Know Where Your Food Comes From
Shop around and compare prices. You can buy organic food from a variety of places. Farmers markets are often a budget friendly alternative, but be prepared to ask questions. Farmers may not be certified organic, though they could be using other ethical farming techniques. If you consume animal products, speak to the butcher or farmer about how their meat is raised and processed. When it comes to animal welfare, I think organic is always best, and even better is not eating animals at all.

Also, try to find and make use of local and seasonal products. They tend to be less pricey, you support your local economy, and you lesson your carbon footprint.

Plan to Shop More Often
In order the get the produce you want, you may have to search different stores to cut down on the costs and increase variety and quality.  If a cheap market opens on Sundays, then make shopping on Sundays a priority.

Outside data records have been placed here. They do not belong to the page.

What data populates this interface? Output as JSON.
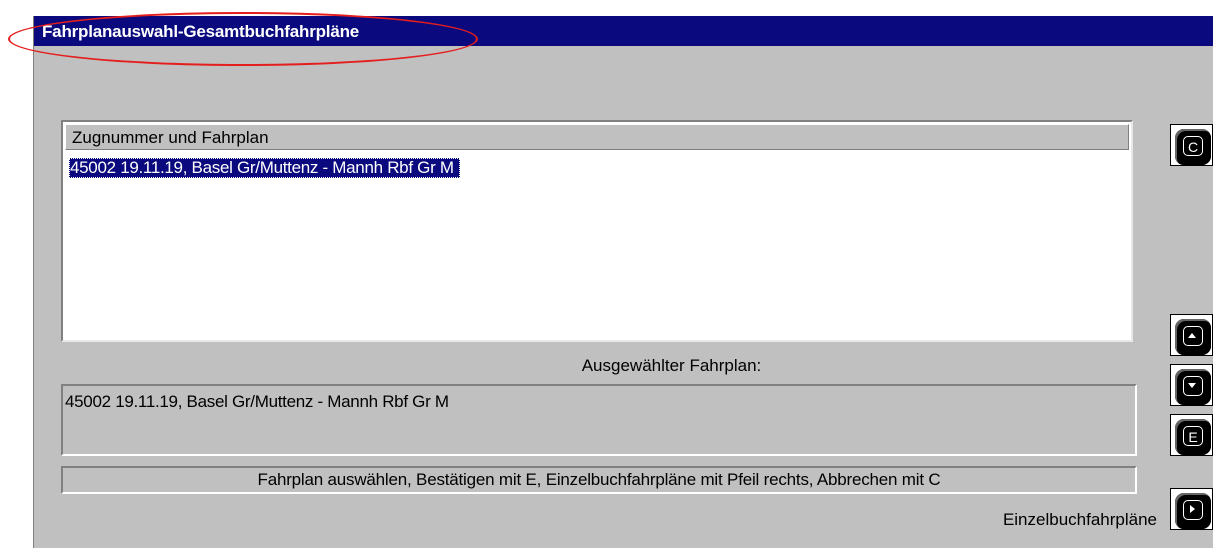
{
  "window": {
    "title": "Fahrplanauswahl-Gesamtbuchfahrpläne"
  },
  "list": {
    "header": "Zugnummer und Fahrplan",
    "items": [
      {
        "label": "45002 19.11.19, Basel Gr/Muttenz - Mannh Rbf Gr M",
        "selected": true
      }
    ]
  },
  "selection": {
    "label": "Ausgewählter Fahrplan:",
    "value": "45002 19.11.19, Basel Gr/Muttenz - Mannh Rbf Gr M"
  },
  "status": {
    "text": "Fahrplan auswählen, Bestätigen mit E, Einzelbuchfahrpläne mit Pfeil rechts, Abbrechen mit C"
  },
  "footer": {
    "einzel_label": "Einzelbuchfahrpläne"
  },
  "keys": {
    "cancel": "C",
    "up": "up-arrow",
    "down": "down-arrow",
    "enter": "E",
    "right": "right-arrow"
  },
  "colors": {
    "titlebar": "#0a0a7e",
    "dialog_bg": "#c0c0c0",
    "selection_bg": "#0a0a7e",
    "annotation": "#e41d1d"
  }
}
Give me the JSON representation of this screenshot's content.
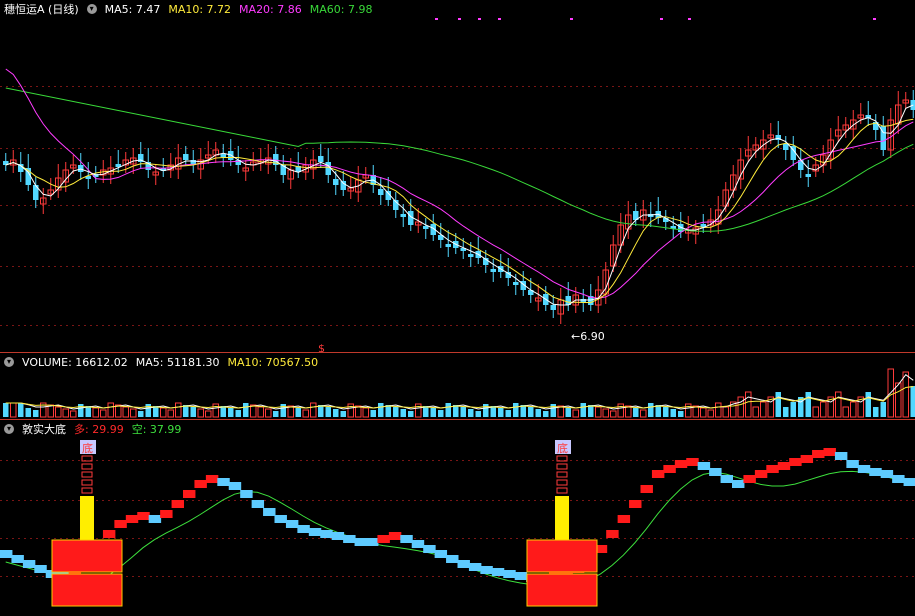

Produce goes bad quickly so buy less more often. This will also save on wastage. I recently attended a produce auction from Menonite farmers – an unusual, but affordable source of high-quality local produce.

Bulk Up and Freeze
Fresh produce is cheapest when in season. Buy a large amount of seasonal fruits and veggies to freeze for use at a later date.

Do the best you can to have inexpensive, nutrient dense staples in the cupboard. This includes items like dried beans and lentils, sprouts, oatmeal, rice, pasta, chia, flax, herbs, olive oil, nuts and seeds.

Grow Your Own Food
It can be time consuming to grow your own veggies, but it is very rewarding and over the course of a year can shave hundreds of dollars from your grocery budget.  Purchasing seeds to grow yourself is very inexpensive, and ensures that you know how your food is being grown.

Buy Whole Foods
You want to eat healthy? Cut out processed foods. Consider buying all of the healthy ingredients and make your food from scratch. Load up on vegetable dishes, whole grains and lean proteins.

Practice Being Flexible
Be practical and choose wisely. Not everything needs to be organic and expensive. Premade “health food” can be very costly. Do your potato chips really need to be organic? To shop even smarter, check out the Dirty Dozen List and Clean Fifteen- these are the fruits and vegetables you definitely want to be organic due to their high levels of pesticides.

5 Key Nutrients Keep You Healthy While Stretching the Budget
While most of us have felt the pinch of our global economic and environmental crisis, many are facing the severe reality that it is becoming increasingly more difficult to pay for one of the most basic necessities of life – healthy food. Healthy, whole food that is produced sustainably, ethically and humanely, is a right for all humans. This is the dream. This is what we are all working towards. In the meantime, here are 5 Key Nutrients that can help all of us eat healthy and stretch the budget:

  • Antioxidants: frozen berries, prunes, apples, cherries, bananas, cauliflower, carrots, Brussels sprout, canned or dry red kidney beans, black beans, and pinto beans
  • Fiber Rich: legumes, pears, apples, spinach, kale, oatmeal, whole-wheat pasta
  • Monounsaturated fats: cold pressed olive oil, raw pumpkin and sunflower seeds, avocados, and raw nuts
  • Omega – 3s: chia seeds, ground flax (keep in freezer), raw walnuts, canned sardines, canned salmon
  • Proteins: organic free run eggs, low fat cottage cheese, beans and lentils, quinoa, non -genetically modified tofu, nuts and seeds
Disclaimer: The information provided in this article is not meant to replace treatment with a licensed health care practitioner. It is for informational purposes only. Consult with a licensed health care professional to determine which treatments are safe for you.